Imaging technologies like ultrasound, computed axial tomography, and nuclear magnetic resonance are employed to identify cysts in the kidneys, liver, or pancreas. Magnetic resonance imaging has demonstrated higher sensitivity to ultrasound, enabling measurements like height-adjusted total kidney volume and providing clearer cyst definition without the need for contrast agents.
Yet, these imaging procedures come at a significant cost and are often omitted for certain subsets of the ADPKD population, such as young individuals at risk or patients with atypical or newly occurring renal cystic disease. In these cases, genetic testing serves as the definitive approach.

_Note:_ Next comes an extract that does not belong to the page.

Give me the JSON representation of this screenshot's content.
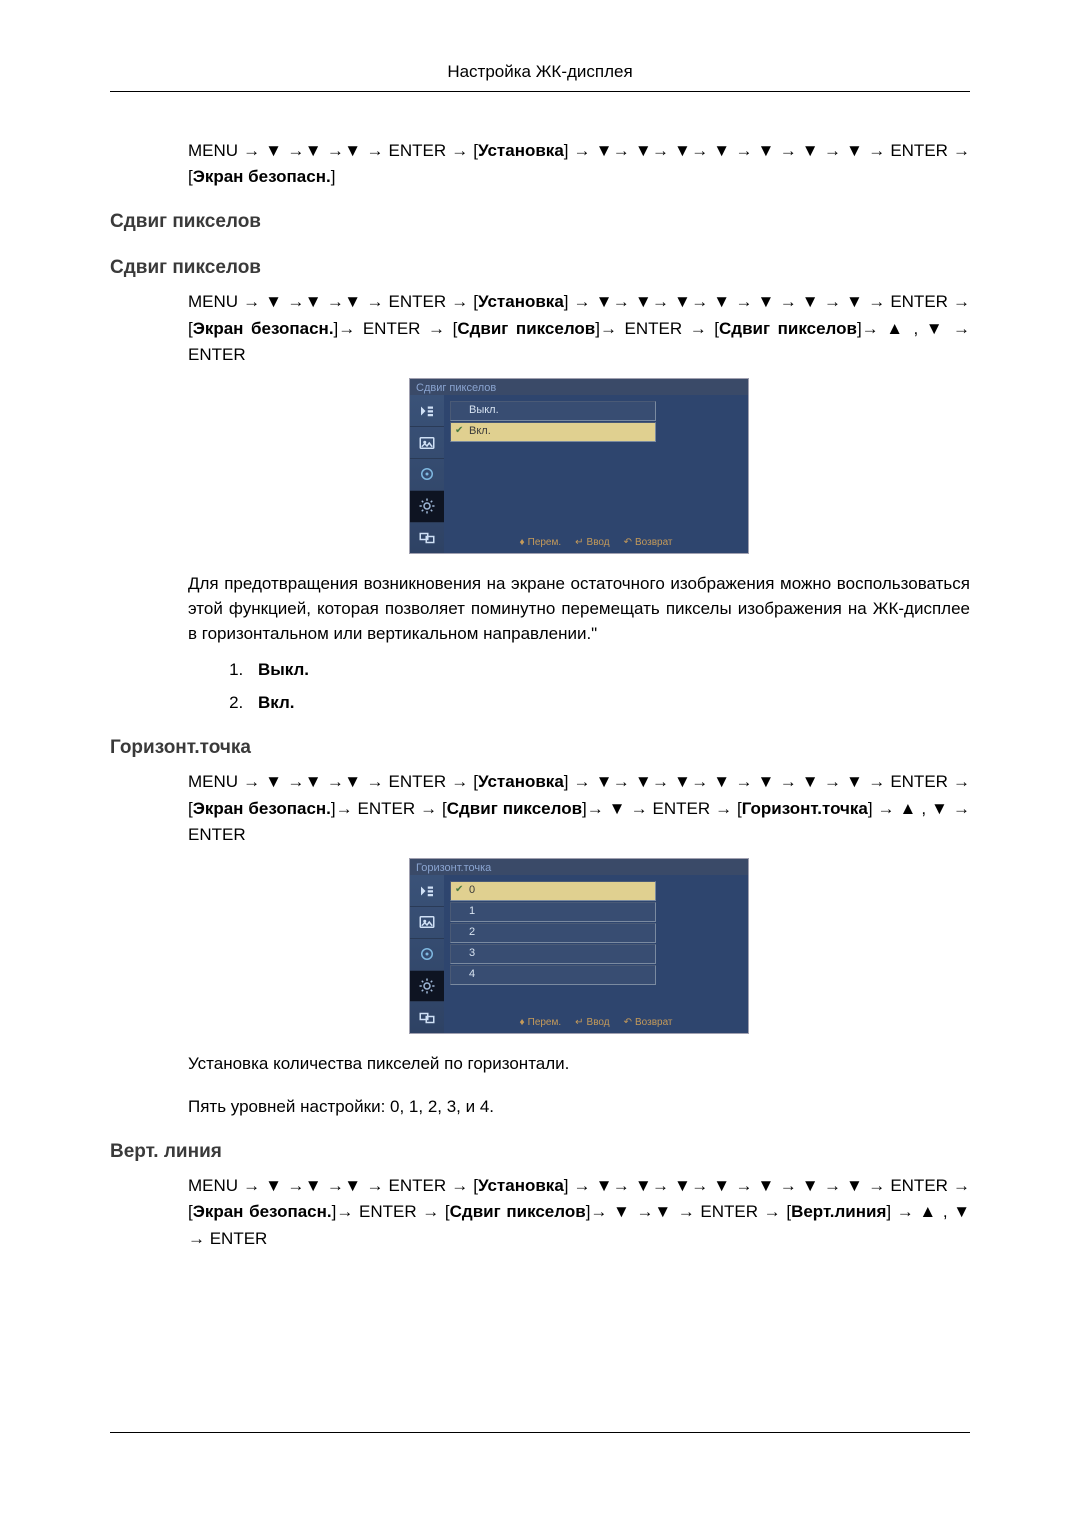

Criteria for Diagnosing PKD:
Current screening criteria states:
- Two or more cysts as diagnostic for individuals ages less than 59
- A minimum of four cysts in each kidney for older at-risk individuals.
The finding of fewer than two cysts in each kidney is sufficient to exclude the disease in people who are 30 or older.
Disclaimer: The UCLA Health System cannot guarantee the accuracy of such information. The information is provided without warranty or guarantee of any kind. Please speak to your Physician before making any changes.